Si tratta solo di un aspetto di un trend più ampio connesso al fatto che i peruviani hanno iniziato ad apprezzare i cibi autoctoni solo in conseguenza della rivoluzione gastronomica avvenuta negli ultimi due decenni”

come ci racconta Nicolas Gill, autore del libro Central. “L’impegno di chef come Pia Leon e Virgilio Martinez al Central è stato fondamentale nella riscoperta di questi ingredienti incredibili e nel valorizzare il lavoro di contadini come Manuel Choqque a Cuzco (citato anche nella 50 Best) e Edilberto Soto ad Ayacucho”.
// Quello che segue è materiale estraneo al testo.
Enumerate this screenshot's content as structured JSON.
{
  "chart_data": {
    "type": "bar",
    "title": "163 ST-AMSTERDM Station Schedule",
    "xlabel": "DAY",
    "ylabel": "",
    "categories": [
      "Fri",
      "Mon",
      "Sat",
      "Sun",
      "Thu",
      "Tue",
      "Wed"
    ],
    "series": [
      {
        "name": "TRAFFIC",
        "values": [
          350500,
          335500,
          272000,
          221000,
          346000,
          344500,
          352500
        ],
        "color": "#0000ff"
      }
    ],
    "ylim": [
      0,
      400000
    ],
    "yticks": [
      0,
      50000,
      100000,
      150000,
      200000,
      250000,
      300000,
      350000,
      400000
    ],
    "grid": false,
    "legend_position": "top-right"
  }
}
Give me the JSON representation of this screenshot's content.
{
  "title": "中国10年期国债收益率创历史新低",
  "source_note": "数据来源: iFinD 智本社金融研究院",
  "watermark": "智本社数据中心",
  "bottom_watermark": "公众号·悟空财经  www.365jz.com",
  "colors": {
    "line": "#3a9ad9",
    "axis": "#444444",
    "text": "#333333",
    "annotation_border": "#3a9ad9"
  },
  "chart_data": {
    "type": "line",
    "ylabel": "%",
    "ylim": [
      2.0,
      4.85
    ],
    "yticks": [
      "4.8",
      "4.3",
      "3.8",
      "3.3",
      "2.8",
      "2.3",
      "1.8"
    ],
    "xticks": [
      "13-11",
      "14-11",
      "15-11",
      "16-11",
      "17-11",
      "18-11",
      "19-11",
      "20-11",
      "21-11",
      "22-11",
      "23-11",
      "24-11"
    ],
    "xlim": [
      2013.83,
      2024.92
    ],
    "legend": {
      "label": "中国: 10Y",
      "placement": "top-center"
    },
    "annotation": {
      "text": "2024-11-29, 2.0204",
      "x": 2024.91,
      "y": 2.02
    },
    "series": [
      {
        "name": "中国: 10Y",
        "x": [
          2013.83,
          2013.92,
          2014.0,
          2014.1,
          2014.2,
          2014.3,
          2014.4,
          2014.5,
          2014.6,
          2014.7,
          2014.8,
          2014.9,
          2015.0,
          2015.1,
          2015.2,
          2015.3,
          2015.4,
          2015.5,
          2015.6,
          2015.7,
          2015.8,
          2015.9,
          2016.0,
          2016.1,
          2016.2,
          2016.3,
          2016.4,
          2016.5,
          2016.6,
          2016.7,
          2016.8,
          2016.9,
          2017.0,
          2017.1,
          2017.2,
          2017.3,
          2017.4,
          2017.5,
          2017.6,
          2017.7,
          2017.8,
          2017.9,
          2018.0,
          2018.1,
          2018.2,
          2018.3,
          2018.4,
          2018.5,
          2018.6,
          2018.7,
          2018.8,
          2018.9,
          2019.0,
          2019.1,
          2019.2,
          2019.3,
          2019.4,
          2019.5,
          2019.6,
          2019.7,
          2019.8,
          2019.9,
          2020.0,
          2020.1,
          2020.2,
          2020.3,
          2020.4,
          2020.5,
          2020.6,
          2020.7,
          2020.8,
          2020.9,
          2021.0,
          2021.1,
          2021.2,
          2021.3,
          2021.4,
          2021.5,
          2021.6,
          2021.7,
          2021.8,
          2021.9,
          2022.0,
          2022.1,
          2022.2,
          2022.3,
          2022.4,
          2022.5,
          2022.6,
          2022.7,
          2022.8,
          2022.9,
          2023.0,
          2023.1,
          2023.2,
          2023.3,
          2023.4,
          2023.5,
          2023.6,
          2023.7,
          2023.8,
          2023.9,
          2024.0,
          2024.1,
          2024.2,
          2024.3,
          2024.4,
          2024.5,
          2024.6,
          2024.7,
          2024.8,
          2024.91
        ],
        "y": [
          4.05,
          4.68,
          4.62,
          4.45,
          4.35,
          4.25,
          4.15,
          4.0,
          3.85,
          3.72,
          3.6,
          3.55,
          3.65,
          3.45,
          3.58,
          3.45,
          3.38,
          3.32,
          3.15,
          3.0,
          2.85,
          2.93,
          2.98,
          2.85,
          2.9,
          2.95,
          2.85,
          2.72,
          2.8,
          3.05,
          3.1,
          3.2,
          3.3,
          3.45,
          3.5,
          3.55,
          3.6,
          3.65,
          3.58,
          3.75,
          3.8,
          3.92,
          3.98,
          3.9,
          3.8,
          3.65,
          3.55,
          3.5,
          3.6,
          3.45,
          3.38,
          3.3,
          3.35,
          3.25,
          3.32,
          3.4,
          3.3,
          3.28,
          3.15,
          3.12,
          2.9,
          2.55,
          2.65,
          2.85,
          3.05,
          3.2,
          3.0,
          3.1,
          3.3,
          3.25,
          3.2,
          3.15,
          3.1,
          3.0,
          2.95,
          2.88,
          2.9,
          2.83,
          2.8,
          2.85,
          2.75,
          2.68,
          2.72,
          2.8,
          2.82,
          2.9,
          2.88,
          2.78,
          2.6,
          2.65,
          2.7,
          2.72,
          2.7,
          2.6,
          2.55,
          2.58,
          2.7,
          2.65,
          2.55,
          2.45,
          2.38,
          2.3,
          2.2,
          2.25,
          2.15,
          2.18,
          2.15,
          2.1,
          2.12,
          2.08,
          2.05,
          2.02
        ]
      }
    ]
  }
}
Il Central è un ristorante da occasioni speciali per tutti i Limeños. Durante il lockdown, Martinez ha intravisto nelle restrizioni un’opportunità unica per creare qualcosa di nuovo, così ha adattato il menu, accorciandolo e rendendolo più interessante per una clientela locale.

Così i Limeños sono tornati. “È una questione culturale”, spiega Virgilio, “la mia generazione non poteva visitare l’Amazzonia, perciò noi non abbiamo una piena comprensione di cosa sia il Perù autentico. La nostra visione era limitata solo a Lima.”

Con l’impossibilità di viaggiare, Virgilio, solitamente abituato ad una clientela internazionale, aveva il timore che dopo la riapertura nessuno avrebbe frequentato il ristorante. In realtà è successo l’opposto. “Dopo il lockdown, la clientela locale ha iniziato a frequentare il Central, alla ricerca di un’esperienza carica di significato. Trascorrerebbero qui ore ed ore, cosa alquanto strana per la mentalità locale”.

L’attivismo di Martinez ha portato a un incredibile risultato. La clientela locale, pronta per vivere un’esperienza “oltre il piatto”, segna l’inizio di una nuova era del fine-dining, basata sulla ricerca dell’autenticità e la riscoperta della terra.